The partnership between the Mt. Angel and Silver Falls School Districts, sharing curriculum, infrastructure, teachers and other resources, means they can bring more CTE options to students than either could independently—a major victory for Mt. Angel and Mark Twain Middle Schools, which previously had no CTE offerings.
During my tour, Trish Conlon, who is coordinating the CTE partnership, emphasized the scalability of their approach. Not only is the model something that can be expanded within these school districts to bring even more options to students, but it’s something that can be shared with other districts across the state. That’s something that our grant review team looked for right off the bat: will other school districts be able to adopt and learn from the experiences of these inaugural grant recipients?

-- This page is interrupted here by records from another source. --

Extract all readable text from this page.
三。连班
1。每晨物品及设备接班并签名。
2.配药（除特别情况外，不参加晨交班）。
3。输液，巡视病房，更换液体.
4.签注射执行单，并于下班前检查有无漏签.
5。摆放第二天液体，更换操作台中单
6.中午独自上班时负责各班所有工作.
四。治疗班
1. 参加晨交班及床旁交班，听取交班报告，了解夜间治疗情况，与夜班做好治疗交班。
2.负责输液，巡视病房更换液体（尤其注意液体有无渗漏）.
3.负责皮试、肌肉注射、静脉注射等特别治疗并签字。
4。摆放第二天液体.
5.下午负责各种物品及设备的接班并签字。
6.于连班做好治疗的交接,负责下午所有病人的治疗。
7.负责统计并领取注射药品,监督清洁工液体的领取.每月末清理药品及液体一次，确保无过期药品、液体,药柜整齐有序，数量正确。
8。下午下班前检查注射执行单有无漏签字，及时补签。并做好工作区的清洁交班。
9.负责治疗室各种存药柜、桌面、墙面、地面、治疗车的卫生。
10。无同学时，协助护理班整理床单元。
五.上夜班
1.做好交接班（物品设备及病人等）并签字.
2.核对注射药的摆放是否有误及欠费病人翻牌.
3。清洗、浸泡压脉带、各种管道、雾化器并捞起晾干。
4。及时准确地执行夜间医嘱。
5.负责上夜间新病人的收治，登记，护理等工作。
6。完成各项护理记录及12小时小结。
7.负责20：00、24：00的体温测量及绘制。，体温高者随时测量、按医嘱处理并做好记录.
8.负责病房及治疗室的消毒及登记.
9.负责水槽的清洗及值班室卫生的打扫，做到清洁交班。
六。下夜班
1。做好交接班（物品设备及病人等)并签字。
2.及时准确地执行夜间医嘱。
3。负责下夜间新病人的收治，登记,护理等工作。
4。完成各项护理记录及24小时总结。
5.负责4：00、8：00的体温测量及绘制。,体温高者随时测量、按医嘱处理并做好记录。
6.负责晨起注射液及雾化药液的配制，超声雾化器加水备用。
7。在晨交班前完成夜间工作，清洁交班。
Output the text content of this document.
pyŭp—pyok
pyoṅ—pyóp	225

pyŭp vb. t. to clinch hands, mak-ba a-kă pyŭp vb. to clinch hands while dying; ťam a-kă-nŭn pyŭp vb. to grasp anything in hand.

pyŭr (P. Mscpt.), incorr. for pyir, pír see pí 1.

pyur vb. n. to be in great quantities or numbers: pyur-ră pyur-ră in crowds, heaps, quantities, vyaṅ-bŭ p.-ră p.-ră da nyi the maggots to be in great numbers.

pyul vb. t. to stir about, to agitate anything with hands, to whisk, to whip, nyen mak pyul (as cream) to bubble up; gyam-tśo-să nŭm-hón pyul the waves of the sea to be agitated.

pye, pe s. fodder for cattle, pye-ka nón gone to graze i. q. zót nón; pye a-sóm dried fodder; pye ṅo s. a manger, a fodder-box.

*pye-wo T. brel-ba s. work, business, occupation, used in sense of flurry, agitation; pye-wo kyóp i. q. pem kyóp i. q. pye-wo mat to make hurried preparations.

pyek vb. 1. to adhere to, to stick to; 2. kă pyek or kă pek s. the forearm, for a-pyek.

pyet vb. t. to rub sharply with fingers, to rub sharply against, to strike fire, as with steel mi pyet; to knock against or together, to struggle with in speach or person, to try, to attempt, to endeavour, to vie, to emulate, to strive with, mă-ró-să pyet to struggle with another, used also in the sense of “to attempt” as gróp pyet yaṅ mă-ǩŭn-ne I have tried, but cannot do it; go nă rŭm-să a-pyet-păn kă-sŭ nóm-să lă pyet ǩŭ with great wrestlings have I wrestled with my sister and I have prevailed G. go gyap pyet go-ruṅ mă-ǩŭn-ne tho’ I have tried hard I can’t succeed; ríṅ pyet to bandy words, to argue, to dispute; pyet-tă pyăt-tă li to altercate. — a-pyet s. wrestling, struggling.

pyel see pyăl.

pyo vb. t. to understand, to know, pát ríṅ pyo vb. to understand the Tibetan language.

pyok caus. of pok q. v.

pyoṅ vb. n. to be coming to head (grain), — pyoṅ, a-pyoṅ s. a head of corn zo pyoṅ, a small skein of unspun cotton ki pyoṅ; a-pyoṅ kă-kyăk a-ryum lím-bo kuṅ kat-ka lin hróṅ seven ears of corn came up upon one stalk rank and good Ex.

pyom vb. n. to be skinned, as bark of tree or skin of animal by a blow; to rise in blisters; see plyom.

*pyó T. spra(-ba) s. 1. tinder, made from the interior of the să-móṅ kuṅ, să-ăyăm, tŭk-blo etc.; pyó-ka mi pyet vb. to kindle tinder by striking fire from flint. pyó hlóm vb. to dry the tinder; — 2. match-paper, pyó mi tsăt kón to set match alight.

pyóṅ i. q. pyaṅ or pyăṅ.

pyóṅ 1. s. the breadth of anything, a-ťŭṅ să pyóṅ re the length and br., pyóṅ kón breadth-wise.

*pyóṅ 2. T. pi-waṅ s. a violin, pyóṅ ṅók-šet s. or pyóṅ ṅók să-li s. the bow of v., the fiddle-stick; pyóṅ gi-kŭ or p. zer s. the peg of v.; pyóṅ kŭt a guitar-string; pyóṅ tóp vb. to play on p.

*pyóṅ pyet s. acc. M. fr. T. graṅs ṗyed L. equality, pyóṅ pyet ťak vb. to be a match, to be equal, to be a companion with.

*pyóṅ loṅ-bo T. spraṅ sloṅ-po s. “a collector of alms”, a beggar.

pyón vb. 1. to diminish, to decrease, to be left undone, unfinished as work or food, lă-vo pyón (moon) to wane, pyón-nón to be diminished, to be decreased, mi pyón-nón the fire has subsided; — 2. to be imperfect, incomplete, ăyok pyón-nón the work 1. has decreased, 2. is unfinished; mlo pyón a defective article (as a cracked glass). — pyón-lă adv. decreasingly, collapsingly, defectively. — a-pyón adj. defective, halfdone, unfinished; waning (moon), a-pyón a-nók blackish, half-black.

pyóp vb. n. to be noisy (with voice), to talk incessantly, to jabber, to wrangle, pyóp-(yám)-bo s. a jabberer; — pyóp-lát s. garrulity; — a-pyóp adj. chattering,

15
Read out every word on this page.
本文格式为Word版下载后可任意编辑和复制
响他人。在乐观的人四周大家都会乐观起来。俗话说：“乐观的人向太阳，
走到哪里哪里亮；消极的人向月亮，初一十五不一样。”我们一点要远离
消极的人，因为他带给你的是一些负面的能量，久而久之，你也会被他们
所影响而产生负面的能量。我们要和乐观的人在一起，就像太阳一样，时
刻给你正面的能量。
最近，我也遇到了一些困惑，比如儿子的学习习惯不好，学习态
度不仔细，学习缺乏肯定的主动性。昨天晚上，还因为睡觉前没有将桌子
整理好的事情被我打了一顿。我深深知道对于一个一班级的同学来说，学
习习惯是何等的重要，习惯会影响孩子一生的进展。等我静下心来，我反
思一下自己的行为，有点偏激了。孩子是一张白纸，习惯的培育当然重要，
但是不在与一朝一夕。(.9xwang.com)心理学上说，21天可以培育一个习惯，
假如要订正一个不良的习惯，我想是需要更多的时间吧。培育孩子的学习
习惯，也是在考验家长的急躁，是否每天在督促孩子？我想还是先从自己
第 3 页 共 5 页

As you already know, the 21 schools with new and expanded CTE options this school year because of our grants are just the first phase in the plan that I and others have been pushing all along: make high-quality CTE options available to all Oregon students.
The efforts underway in Silverton and Mt. Angel, at
Churchill High in Eugene and Joseph High in Joseph, and through our other grant recipients this year, are laying exactly the broad and diverse foundation of tested models that other school districts will be able to build on as we bring programs back to every school throughout the state.